Ly6/uPAR family member lymphocyte antigen 6 complex locus E (Ly6E) is an interferon-inducible ISG that has previously been shown to enhance viral entry for several enveloped viruses, including HIV (106, 107). However, for HCoV-OC43, overexpression of Ly6E was shown to inhibit virus entry and infection in HEK293 and A549 cells, whereas knockdown of Ly6E enhanced viral infection in HepG2 cells (108). In addition, overexpression of Ly6E was shown to inhibit entry of lentiviral pseudotyped virus bearing S from HCoV-OC43, HCoV-229E, HCoV-NL63, MERS-CoV, or SARS-CoV-2 (108, 109) and inhibited infection of their replication-competent viruses (109). Finally, Ly6E knockout mice exhibited more severe MHV infection (109). Although these results indicate Ly6E is a broadly acting restriction factor for coronaviruses that acts on virus entry, the effect can be cell type dependent, as we have shown for HIV (107, 110).

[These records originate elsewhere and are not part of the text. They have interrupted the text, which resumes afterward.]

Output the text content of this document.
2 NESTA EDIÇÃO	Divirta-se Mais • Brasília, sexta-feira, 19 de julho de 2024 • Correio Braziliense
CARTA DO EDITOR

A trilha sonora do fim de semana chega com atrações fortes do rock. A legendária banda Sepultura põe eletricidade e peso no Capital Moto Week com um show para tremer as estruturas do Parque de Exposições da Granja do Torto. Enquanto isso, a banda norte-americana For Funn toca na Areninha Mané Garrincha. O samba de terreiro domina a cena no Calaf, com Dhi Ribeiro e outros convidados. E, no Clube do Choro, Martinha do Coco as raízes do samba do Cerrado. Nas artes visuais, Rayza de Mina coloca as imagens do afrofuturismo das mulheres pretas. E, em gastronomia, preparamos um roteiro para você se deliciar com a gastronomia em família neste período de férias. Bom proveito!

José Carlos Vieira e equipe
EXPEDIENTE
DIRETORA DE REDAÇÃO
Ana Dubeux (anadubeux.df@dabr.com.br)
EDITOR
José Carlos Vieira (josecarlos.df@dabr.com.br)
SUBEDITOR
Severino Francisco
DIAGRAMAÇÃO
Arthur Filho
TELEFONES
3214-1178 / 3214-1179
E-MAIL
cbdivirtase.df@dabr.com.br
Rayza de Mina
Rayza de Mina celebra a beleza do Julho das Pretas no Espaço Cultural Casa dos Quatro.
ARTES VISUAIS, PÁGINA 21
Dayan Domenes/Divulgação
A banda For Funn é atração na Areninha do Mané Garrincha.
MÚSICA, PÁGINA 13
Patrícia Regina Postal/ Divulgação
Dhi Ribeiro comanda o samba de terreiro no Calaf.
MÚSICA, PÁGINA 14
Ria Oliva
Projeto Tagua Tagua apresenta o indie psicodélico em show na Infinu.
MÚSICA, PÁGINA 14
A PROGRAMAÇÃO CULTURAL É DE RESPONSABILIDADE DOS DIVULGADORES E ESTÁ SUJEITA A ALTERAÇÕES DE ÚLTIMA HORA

Owing to space limitation, we only highlight here the IFITM and Ly6E family proteins, with published effects on SARS-CoV-2, to demonstrate the role of ISGs in limiting coronavirus infection and pathogenesis; there are additional host restriction factors, including TRIM56 and tetherin (111, 112), that critically regulate different steps of replication for other coronaviruses. Of importance, viral proteins or antagonists have been reported to counteract some of these host restriction factors, including for SARS-CoV (112). It is this mode of virus–host evolutionary arms race that drives their coadaptation, which accounts in part for the emergence of new variants or species that spills over from animals to humans resulting in endemic or pandemic of infectious diseases such as COVID-19 (96, 113, 114).

Concluding remarks

Coronavirus entry is characterized by a plasticity of entry routes regulated by receptor utilization, cofactor modulation, protease cleavage, as well as host restriction factors. Although much progress has been made in each of these aspects, there is a need for more investigation of their mechanisms of action, especially with respect to SARS-CoV-2 entry and how these factors interact with each other and ultimately dictate the entry pathways, i.e., endosomal or plasma membrane routes. Understanding the complex mechanisms of SARS-CoV-2 entry may inform strategies for the design of effective therapeutics to disrupt the virus life cycle. More broadly and also significantly, a better grasp of coronavirus entry will help inform our understanding of the zoonotic transmission, spillover, and pandemic potential of future emerging coronaviruses.

Conflict of interest

The authors declare no conflicts of interest with the contents of this article.